Я вздрогнул. Что-то знакомое — мистика закохания, знакомая по былинам…

— Ну конечно, Даня! Теперь я вспомнил! Это же называется… суженая-ряженая, чоханая-коханая! На ком душа закохается, того и под венец вести… У Афанасьева есть в «Поэтических воззрениях славян на природу»! Господи, Данька! Ты понял?!

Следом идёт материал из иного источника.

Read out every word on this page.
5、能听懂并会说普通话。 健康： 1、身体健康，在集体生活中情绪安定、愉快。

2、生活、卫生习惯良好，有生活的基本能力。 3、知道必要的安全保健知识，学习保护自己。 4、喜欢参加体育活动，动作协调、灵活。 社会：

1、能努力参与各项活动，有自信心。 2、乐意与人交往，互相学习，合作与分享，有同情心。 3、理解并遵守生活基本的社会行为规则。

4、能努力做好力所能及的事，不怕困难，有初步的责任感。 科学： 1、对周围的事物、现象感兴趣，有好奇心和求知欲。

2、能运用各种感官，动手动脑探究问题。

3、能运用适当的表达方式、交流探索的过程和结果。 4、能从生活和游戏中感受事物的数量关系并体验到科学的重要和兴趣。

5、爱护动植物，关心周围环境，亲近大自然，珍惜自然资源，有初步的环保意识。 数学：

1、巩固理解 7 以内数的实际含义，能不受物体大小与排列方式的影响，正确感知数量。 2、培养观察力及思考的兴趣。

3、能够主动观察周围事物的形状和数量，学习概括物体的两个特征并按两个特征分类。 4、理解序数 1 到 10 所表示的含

— Понял, Алеша, понял. Кохан-ключ — это…

— Любимый ключ! Ключ любви! По-малоросски «коханый» означает — «возлюбленный»!

— Девка.

— Что?

— Девка, девка. Кохан-ключ — это любимая женщина!

— Ох, как изящно задумано… Я чувствую, мы почти нащупали…

— Баба, которая влюбится в Чурилу? И… и…

— Откроет ему ворота крепости? Данька глянул серьезно:

— Почему бы нет… Очарованная девка. Сидит в тесном тереме и плачет. Ждет возлюбленного… Очень похоже на Чурилин почерк.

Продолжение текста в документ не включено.